Keynote speaker Dr. Kelly Coate talking about emerging trends in higher education research

HET research group organised a seminar called Emerging trends in higher education research at the end of November. The keynote speaker of the seminar was Dr. Kelly Coate from King’s College London. Coate works as a Director (Accredited Programmes) at the King’s Learning Institute, King’s College London. She is also a member of the Society for Research into Higher Education (SRHE) Governing Council and co-convenor of SRHE’s Digital University Network. Since Coate has a vantage point in HE world, the members of the HET group were eager to hear about her thoughts of emerging trends in HE.

Keynote speaker Dr. Kelly Coate talking about emerging trends in higher education research.

According to Coate, the three emerging trends, or seductive discourses as Coate called them, are technology, student engagement, and globalisation. Although there are others too, she added, but those three are some of the big ones, that continually get discussed in new ways. “For instance technologies,” Coate says, “There’s a lot of people who are practitioner-oriented and want to just promote better technological views. But then there are a whole bunch of really interesting people, who are theorising, in really interesting ways, the kind of interplay between the material and the digital. And there’s a lot of really interesting theoretical work on digital literacies, for example. So sometimes these worlds come together. And I just had a colleague joining us in the digital university network. He has been doing really interesting work on how students make sense of the curriculum through Google. And so, he calls it ‘learning by Google algorithm’. Because learning very much depends on the search terms. So all those kinds of practices, that’s just one small example.”

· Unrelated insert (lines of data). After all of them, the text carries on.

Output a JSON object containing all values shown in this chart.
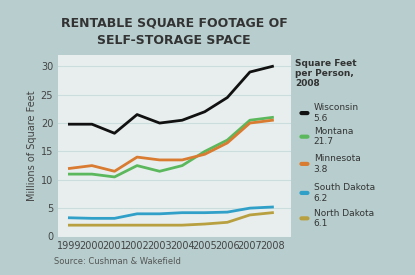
{
  "title": "RENTABLE SQUARE FOOTAGE OF\nSELF-STORAGE SPACE",
  "xlabel": "",
  "ylabel": "Millions of Square Feet",
  "source": "Source: Cushman & Wakefield",
  "years": [
    1999,
    2000,
    2001,
    2002,
    2003,
    2004,
    2005,
    2006,
    2007,
    2008
  ],
  "series": {
    "Wisconsin": {
      "color": "#111111",
      "sqft_per_person": "5.6",
      "values": [
        19.8,
        19.8,
        18.2,
        21.5,
        20.0,
        20.5,
        22.0,
        24.5,
        29.0,
        30.0
      ]
    },
    "Montana": {
      "color": "#5cb85c",
      "sqft_per_person": "21.7",
      "values": [
        11.0,
        11.0,
        10.5,
        12.5,
        11.5,
        12.5,
        15.0,
        17.0,
        20.5,
        21.0
      ]
    },
    "Minnesota": {
      "color": "#d97b30",
      "sqft_per_person": "3.8",
      "values": [
        12.0,
        12.5,
        11.5,
        14.0,
        13.5,
        13.5,
        14.5,
        16.5,
        20.0,
        20.5
      ]
    },
    "South Dakota": {
      "color": "#30a0c8",
      "sqft_per_person": "6.2",
      "values": [
        3.3,
        3.2,
        3.2,
        4.0,
        4.0,
        4.2,
        4.2,
        4.3,
        5.0,
        5.2
      ]
    },
    "North Dakota": {
      "color": "#b8a040",
      "sqft_per_person": "6.1",
      "values": [
        2.0,
        2.0,
        2.0,
        2.0,
        2.0,
        2.0,
        2.2,
        2.5,
        3.8,
        4.2
      ]
    }
  },
  "ylim": [
    0,
    32
  ],
  "yticks": [
    0,
    5,
    10,
    15,
    20,
    25,
    30
  ],
  "background_color": "#b8cece",
  "plot_bg_color": "#e8eeee",
  "grid_color": "#ccdddd",
  "legend_header": "Square Feet\nper Person,\n2008",
  "title_fontsize": 9,
  "axis_label_fontsize": 7,
  "tick_fontsize": 7,
  "legend_fontsize": 6.5
}
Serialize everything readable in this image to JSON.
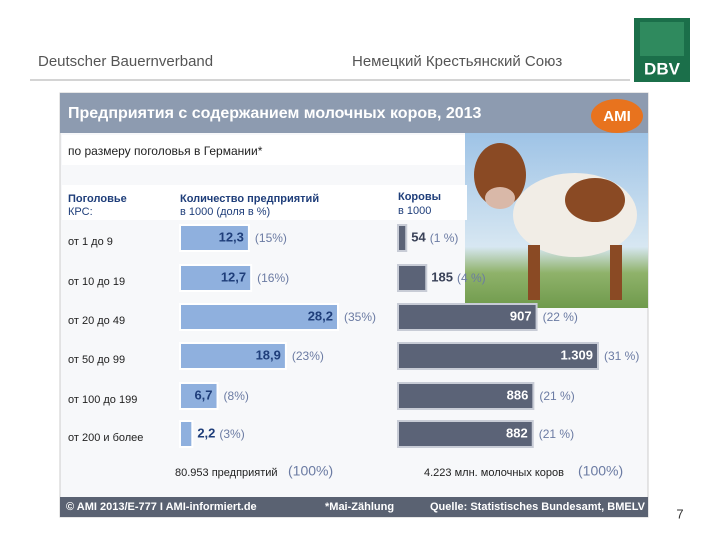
{
  "header": {
    "left": "Deutscher Bauernverband",
    "center": "Немецкий Крестьянский Союз",
    "logo": "DBV"
  },
  "title": "Предприятия с содержанием молочных коров, 2013",
  "logo": "AMI",
  "subtitle": "по размеру поголовья в Германии*",
  "row_header": [
    "Поголовье",
    "КРС:"
  ],
  "chart_data": [
    {
      "type": "bar",
      "orientation": "horizontal",
      "title": [
        "Количество предприятий",
        "в 1000 (доля в %)"
      ],
      "categories": [
        "от 1 до 9",
        "от 10 до 19",
        "от 20 до 49",
        "от 50 до 99",
        "от 100 до 199",
        "от 200 и более"
      ],
      "values": [
        12.3,
        12.7,
        28.2,
        18.9,
        6.7,
        2.2
      ],
      "value_labels": [
        "12,3",
        "12,7",
        "28,2",
        "18,9",
        "6,7",
        "2,2"
      ],
      "share_labels": [
        "(15%)",
        "(16%)",
        "(35%)",
        "(23%)",
        "(8%)",
        "(3%)"
      ],
      "color": "#8fb0de",
      "total_label": "80.953 предприятий",
      "total_share": "(100%)"
    },
    {
      "type": "bar",
      "orientation": "horizontal",
      "title": [
        "Коровы",
        "в 1000"
      ],
      "values": [
        54,
        185,
        907,
        1309,
        886,
        882
      ],
      "value_labels": [
        "54",
        "185",
        "907",
        "1.309",
        "886",
        "882"
      ],
      "share_labels": [
        "(1 %)",
        "(4 %)",
        "(22 %)",
        "(31 %)",
        "(21 %)",
        "(21 %)"
      ],
      "color": "#5b6377",
      "total_label": "4.223 млн. молочных коров",
      "total_share": "(100%)"
    }
  ],
  "footer": {
    "left": "© AMI 2013/E-777 I AMI-informiert.de",
    "center": "*Mai-Zählung",
    "right": "Quelle: Statistisches Bundesamt, BMELV"
  },
  "page_number": "7"
}
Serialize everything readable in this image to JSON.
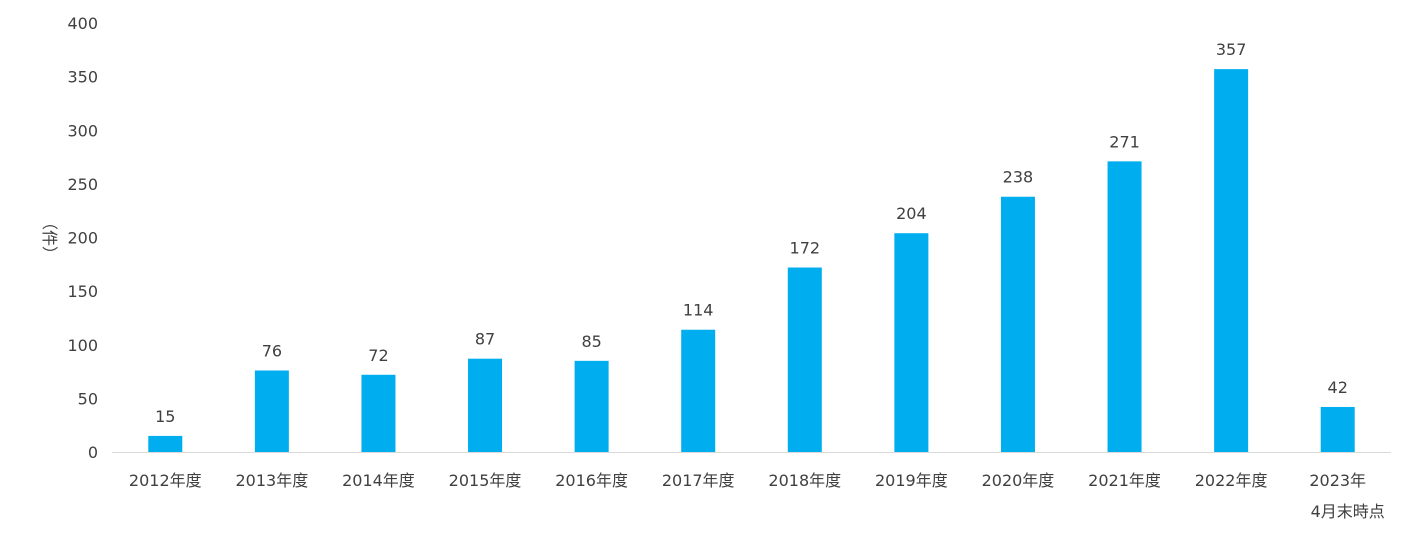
{
  "chart_data": {
    "type": "bar",
    "categories": [
      "2012年度",
      "2013年度",
      "2014年度",
      "2015年度",
      "2016年度",
      "2017年度",
      "2018年度",
      "2019年度",
      "2020年度",
      "2021年度",
      "2022年度",
      "2023年\n4月末時点"
    ],
    "values": [
      15,
      76,
      72,
      87,
      85,
      114,
      172,
      204,
      238,
      271,
      357,
      42
    ],
    "title": "",
    "xlabel": "",
    "ylabel": "（件）",
    "ylim": [
      0,
      400
    ],
    "yticks": [
      0,
      50,
      100,
      150,
      200,
      250,
      300,
      350,
      400
    ],
    "grid": false,
    "legend": "none",
    "bar_color": "#00AEEF",
    "axis_color": "#D9D9D9",
    "text_color": "#404040"
  }
}
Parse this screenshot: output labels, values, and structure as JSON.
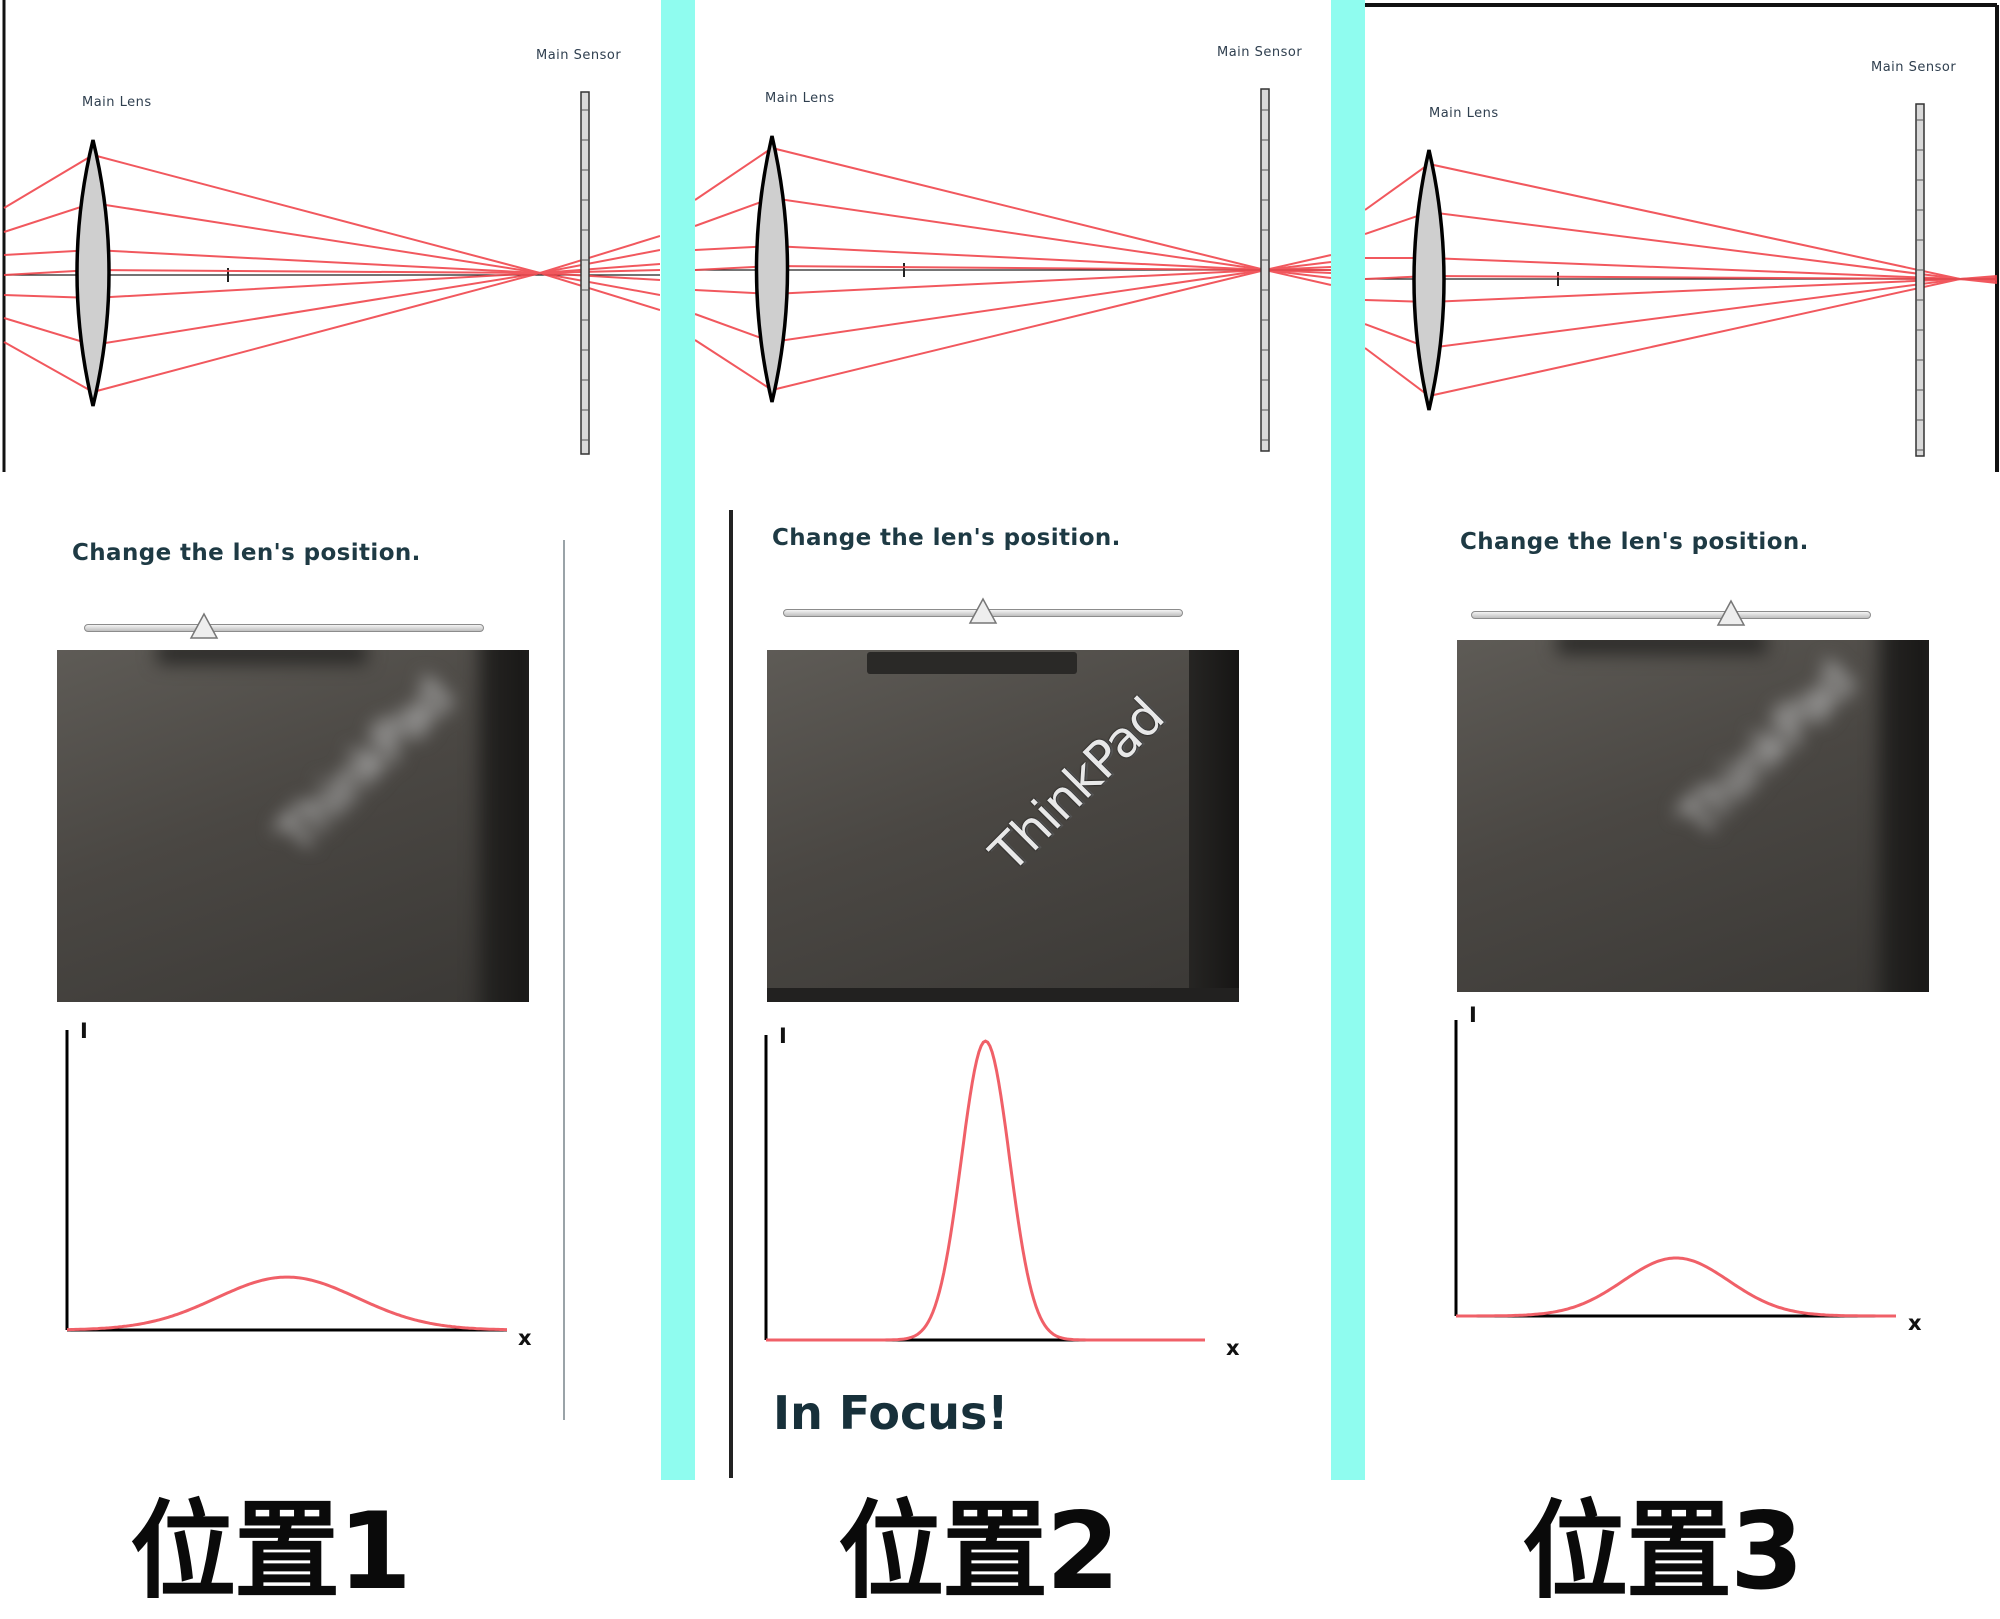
{
  "panels": [
    {
      "lens_label": "Main Lens",
      "sensor_label": "Main Sensor",
      "instruction": "Change the len's position.",
      "slider_value": 0.3,
      "photo_state": "blurred",
      "photo_logo_text": "ThinkPad",
      "graph_y_label": "I",
      "graph_x_label": "x",
      "peak_height": 0.18,
      "peak_width": 0.16,
      "position_label": "位置1"
    },
    {
      "lens_label": "Main Lens",
      "sensor_label": "Main Sensor",
      "instruction": "Change the len's position.",
      "slider_value": 0.5,
      "photo_state": "sharp",
      "photo_logo_text": "ThinkPad",
      "graph_y_label": "I",
      "graph_x_label": "x",
      "peak_height": 1.0,
      "peak_width": 0.055,
      "status_text": "In Focus!",
      "position_label": "位置2"
    },
    {
      "lens_label": "Main Lens",
      "sensor_label": "Main Sensor",
      "instruction": "Change the len's position.",
      "slider_value": 0.65,
      "photo_state": "blurred",
      "photo_logo_text": "ThinkPad",
      "graph_y_label": "I",
      "graph_x_label": "x",
      "peak_height": 0.2,
      "peak_width": 0.12,
      "position_label": "位置3"
    }
  ],
  "colors": {
    "ray": "#f0474d",
    "divider": "#8ffcef",
    "text_dark": "#1e3a44"
  }
}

Along with the technologies the student experience and engagement is another theme that’s really active at the SRHE. A major strand with the work Coate and her colleagues are doing at the King’s is on the inclusive education. According to Coate, people have been talking about inclusive learning and teaching, and inclusive education for a while, but it seems like just now people are starting to understand institutionally how they might approach it. So at the King’s College they are making a big push on inclusive education now, because they are focusing on student experience a lot more. Instead of seeing students as consumers, they should be seen as partners, co-workers and co-producers, Coate states.

Even though Coate names globalisation as one of the trends in HE research, she points out that world without boundaries is too far-fetched in reality – for example, UK is making it harder to get a visa for studying, which constrains the student mobility.

The three trends are also listed as some of the main research themes of the HET research group (see picture below). In addition to the three, Coate thinks that especially research on teacher education “is huge and doesn’t come in so much” at the higher education research networks that she’s in.

Research themes of HET group.

Nevertheless, Coate adds, “For every single kind of aspect of higher education I could point to and say ‘People are now looking at this’. There would be a whole bunch of perspectives of how people are looking at this. And that’s really good. But it can make the field feel a fragmented. It’s just really difficult to categorise and tidy up this messy and complex field that we are in. The field has developed to be fragmented in all these really interesting avenues. And when you hear researchers tell about their work, you can see the richness of, and the potential of all the different avenues you can take.”

Coate’s speech raised interesting discussions at the seminar.

The concluding thought of Coate’s speech was that universities need to be contributing the society, not the economy. During her speech Coate reminded that HE researchers are producing discourses and that research can and should change policies – but the question is, how to do that. There is a disconnect between research and academic practice, let alone between research and policies on a wider scale. “We might research and write about lots of things, that doesn’t filter into practice,” Coate said and added, “But there are these times when you actually find the diverse group of people in the room talking to each other, and could say ‘Look, something might happen’.”